How would I go about practicing a fugue? It is the first fugue from the 3rd movement of beethoven's 31st piano sonata. I've gotten to measure 19, but then that trill happens. Plus, I don't think I'm emphasising the subject enough. Can someone help me?


----------



## PetrB

A fugue is a fugue is a fugue, so practice with one of the voices left out (using the fingering) and sing, no matter how well and in what register, the missing voice. Shuffle that up, leave another voice out you will sing while playing the others.

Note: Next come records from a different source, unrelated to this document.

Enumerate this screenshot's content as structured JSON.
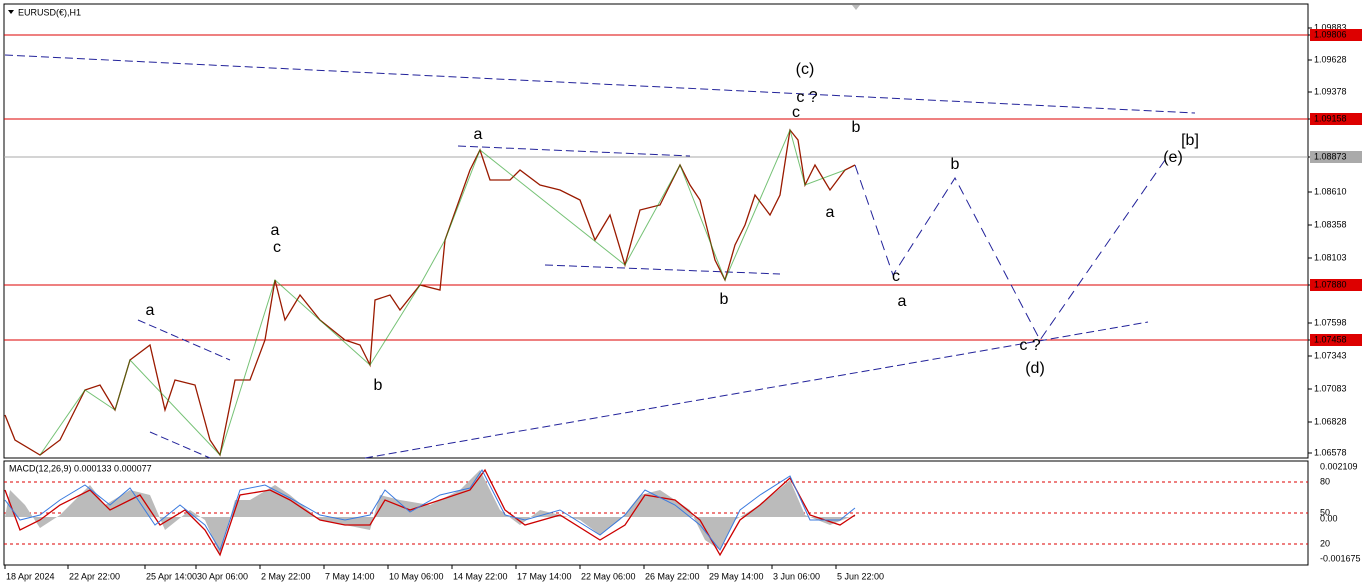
{
  "window": {
    "symbol": "EURUSD(€),H1"
  },
  "price_axis": [
    "1.09883",
    "1.09806",
    "1.09628",
    "1.09378",
    "1.09158",
    "1.08873",
    "1.08610",
    "1.08358",
    "1.08103",
    "1.07880",
    "1.07598",
    "1.07458",
    "1.07343",
    "1.07083",
    "1.06828",
    "1.06578"
  ],
  "time_axis": [
    "18 Apr 2024",
    "22 Apr 22:00",
    "25 Apr 14:00",
    "30 Apr 06:00",
    "2 May 22:00",
    "7 May 14:00",
    "10 May 06:00",
    "14 May 22:00",
    "17 May 14:00",
    "22 May 06:00",
    "26 May 22:00",
    "29 May 14:00",
    "3 Jun 06:00",
    "5 Jun 22:00"
  ],
  "macd": {
    "label": "MACD(12,26,9) 0.000133 0.000077",
    "axis": [
      "0.002109",
      "80",
      "50",
      "0.00",
      "20",
      "-0.001675"
    ]
  },
  "wave_labels": [
    "(c)",
    "c ?",
    "c",
    "b",
    "a",
    "[b]",
    "(e)",
    "b",
    "a",
    "a",
    "c",
    "c",
    "a",
    "b",
    "a",
    "c ?",
    "(d)",
    "b"
  ]
}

A trill is more directly a matter of finger technique - depending upon the fingering, your hand, etc. 
For that, it is time to ask a teacher: whether you have a teacher or not, you can make a single appointment with one to inquire about a small list of well-thought out questions before you go for that one session.


Best regards.


----------



## guy

Thank you, and I will attempt this as best as I can. I do have a teacher, and I will ask her at my next lesson with her. Thanks!


----------



## hreichgott

I would think it makes sense to keep the emphasis on the upper voice from its entrance until that trill and big cadence. The upper voice has the subject anyway. At the conclusion of the cadence the LH will come in with the subject like gangbusters so it would make a nice contrast.

Edit: just listened to Takacs and Goode here -- both emphasize the upper voice including trill at that spot -- Goode emphasizes the upper voice from its entrance until the cadence, while Takacs actually makes more of the middle voice while the upper voice is playing its entrance, then brings out the upper voice once it starts playing those little downward-moving repeats of the last few notes of the subject.


----------



## Chordalrock

I'm late to the party but, someone has to say it: emphasising the subject in a fugue -- at least any fugue whose roots are in Bach -- is un-historical, incorrect approach, and boring and wrong. I know everybody does it, but that's only to say doing the opposite is even more important than it would otherwise be.


----------



## Jonathan Wrachford

guy said:


> How would I go about practicing a fugue? It is the first fugue from the 3rd movement of beethoven's 31st piano sonata. I've gotten to measure 19, but then that trill happens. Plus, I don't think I'm emphasising the subject enough. Can someone help me?


wow! you must be really good! I've never played any fugues though, sorry, just want to tell you to keep up.


----------



## Matsps

How do you practice a fugue? *Slowly*


----------